AutoLDT: a lightweight spatio-temporal decoupling transformer framework with AutoML method for time series classification.

作者信息

Wang Peng, Wang Ke, Song Yafei, Wang Xiaodan

机构信息

College of Air and Missile Defense, Air Force Engineering University, Xi'an, 710051, China.

出版信息

Sci Rep. 2024 Nov 30;14(1):29801. doi: 10.1038/s41598-024-81000-1.

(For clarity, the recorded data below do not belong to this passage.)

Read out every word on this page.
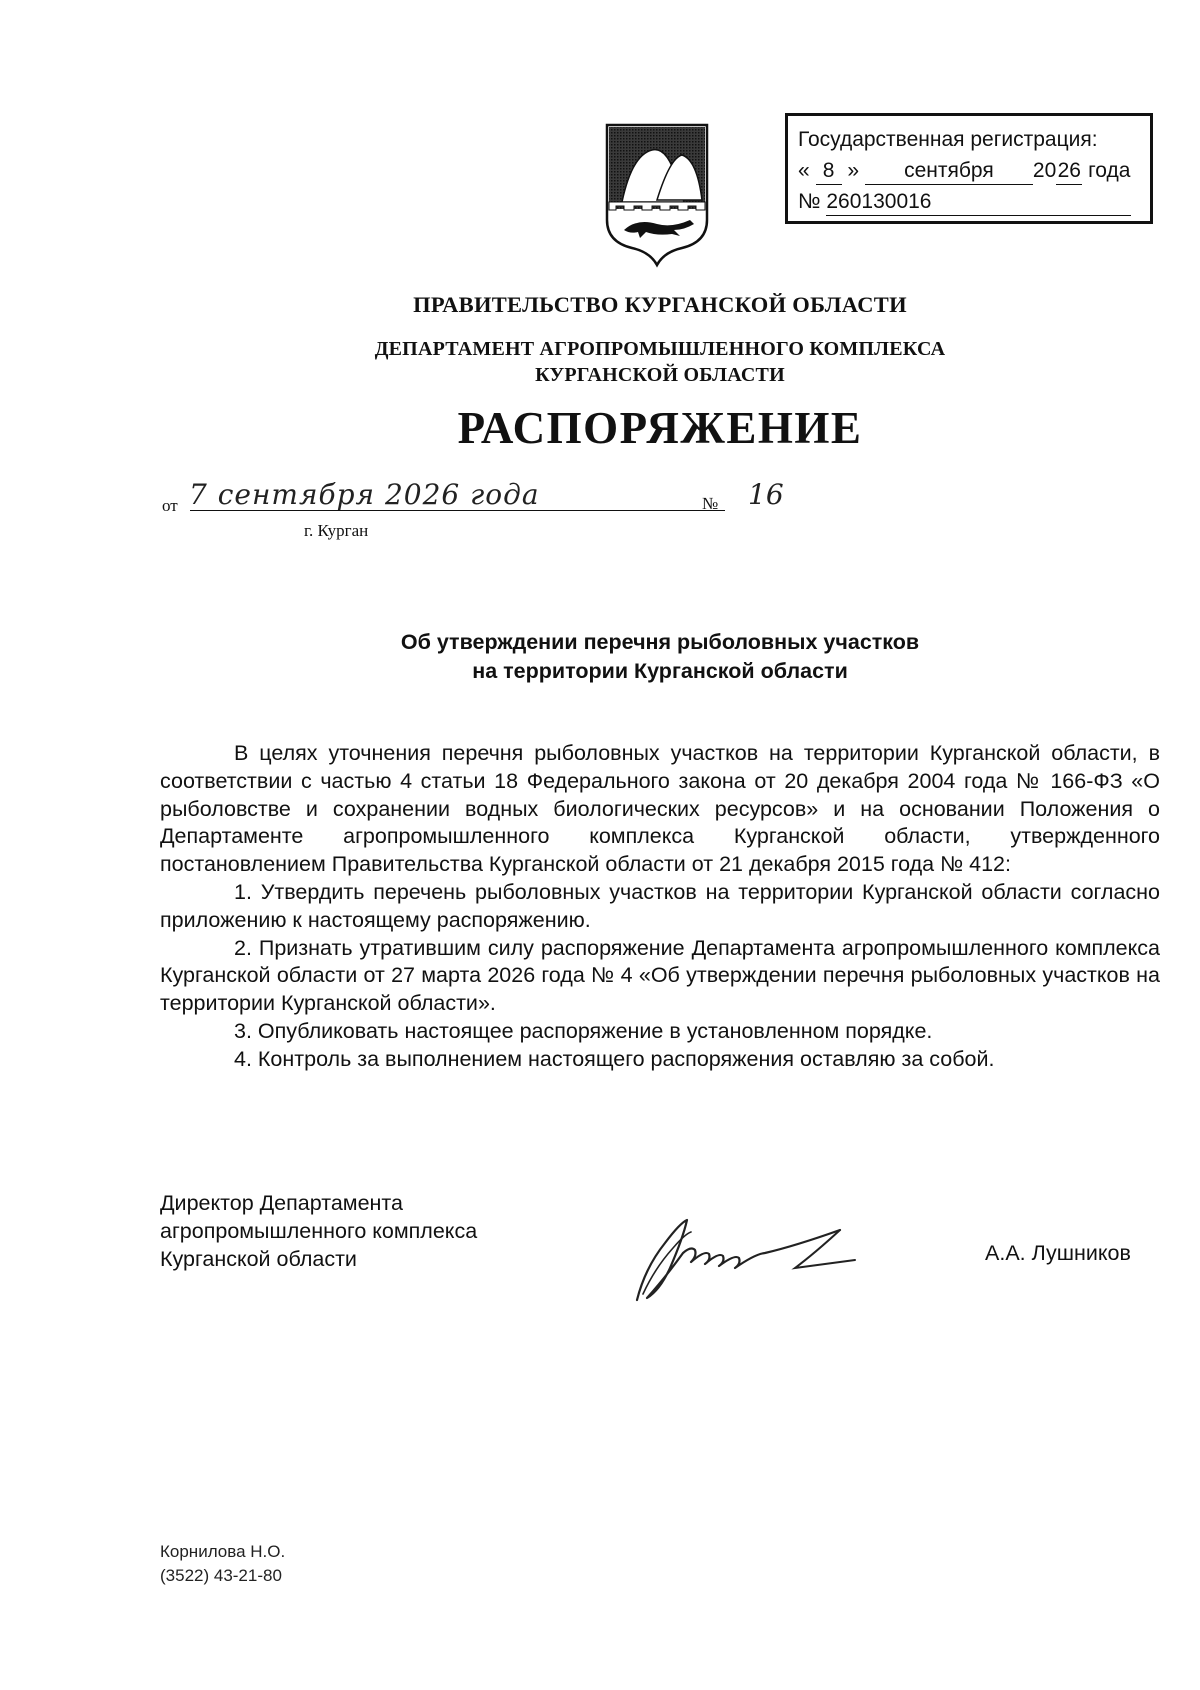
Государственная регистрация:
« 8 » сентября 2026 года
№ 260130016
ПРАВИТЕЛЬСТВО КУРГАНСКОЙ ОБЛАСТИ
ДЕПАРТАМЕНТ АГРОПРОМЫШЛЕННОГО КОМПЛЕКСА
КУРГАНСКОЙ ОБЛАСТИ
РАСПОРЯЖЕНИЕ
от 7 сентября 2026 года	№ 16
г. Курган
Об утверждении перечня рыболовных участков
на территории Курганской области

В целях уточнения перечня рыболовных участков на территории Курганской области, в соответствии с частью 4 статьи 18 Федерального закона от 20 декабря 2004 года № 166-ФЗ «О рыболовстве и сохранении водных биологических ресурсов» и на основании Положения о Департаменте агропромышленного комплекса Курганской области, утвержденного постановлением Правительства Курганской области от 21 декабря 2015 года № 412:

1. Утвердить перечень рыболовных участков на территории Курганской области согласно приложению к настоящему распоряжению.

2. Признать утратившим силу распоряжение Департамента агропромышленного комплекса Курганской области от 27 марта 2026 года № 4 «Об утверждении перечня рыболовных участков на территории Курганской области».

3. Опубликовать настоящее распоряжение в установленном порядке.

4. Контроль за выполнением настоящего распоряжения оставляю за собой.

Директор Департамента
агропромышленного комплекса
Курганской области	А.А. Лушников
Корнилова Н.О.
(3522) 43-21-80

DOI:10.1038/s41598-024-81000-1
PMID:39616188
原文链接:https://pmc.ncbi.nlm.nih.gov/articles/PMC11608331/
Abstract

Time series classification finds widespread applications in civil, industrial, and military fields, while the classification performance of time series models has been improving with the recent development of deep learning. However, the issues of feature extraction effectiveness, model complexity, and model design uncertainty constrain the further development of time series classification. To address the above issues, we propose a Lightweight Spatio-Temporal Decoupling Transformer framework based on Automated Machine Learning technique (AutoLDT). The framework proposes a novel lightweight Transformer with fuzzy position encoding, TS-separable linear self-attention mechanism, and convolutional feedforward network, which mine the temporal and spatial features, as well as the local and global relationship of time series. Fuzzy positional encoding integrates fuzzy ideas to enhance the generalization performance of model information mining. TS-separable linear self-attention mechanism and convolutional feedforward network achieve feature extraction in a lightweight way by decoupling temporal and spatial features of time series. Notably, we adopt the Covariance Matrix Adaptation Evolution Strategy and global adaptive pruning technique to realize automated network structure design, which further improves the model training efficiency and automation, and avoids the uncertainty problem of network design. Finally, we validate the effectiveness of the proposed framework on publicly available UCR and UEA time series datasets. The experimental results show that the proposed framework not only improves the model classification performance in a lightweight way but also dramatically improves the model training efficiency.

摘要

时间序列分类在民用、工业和军事领域有着广泛的应用,而随着深度学习的发展,时间序列模型的分类性能也在不断提高。然而,特征提取有效性、模型复杂性和模型设计不确定性等问题制约了时间序列分类的进一步发展。为了解决上述问题,我们提出了一种基于自动机器学习技术(AutoLDT)的轻量级时空解耦Transformer框架。该框架提出了一种具有模糊位置编码、TS可分离线性自注意力机制和卷积前馈网络的新型轻量级Transformer,用于挖掘时间序列的时空特征以及局部和全局关系。模糊位置编码整合了模糊思想,以增强模型信息挖掘的泛化性能。TS可分离线性自注意力机制和卷积前馈网络通过解耦时间序列的时空特征,以轻量级方式实现特征提取。值得注意的是,我们采用协方差矩阵自适应进化策略和全局自适应剪枝技术来实现自动化网络结构设计,进一步提高了模型训练效率和自动化程度,避免了网络设计的不确定性问题。最后,我们在公开可用的UCR和UEA时间序列数据集上验证了所提出框架的有效性。实验结果表明,所提出的框架不仅以轻量级方式提高了模型分类性能,而且显著提高了模型训练效率。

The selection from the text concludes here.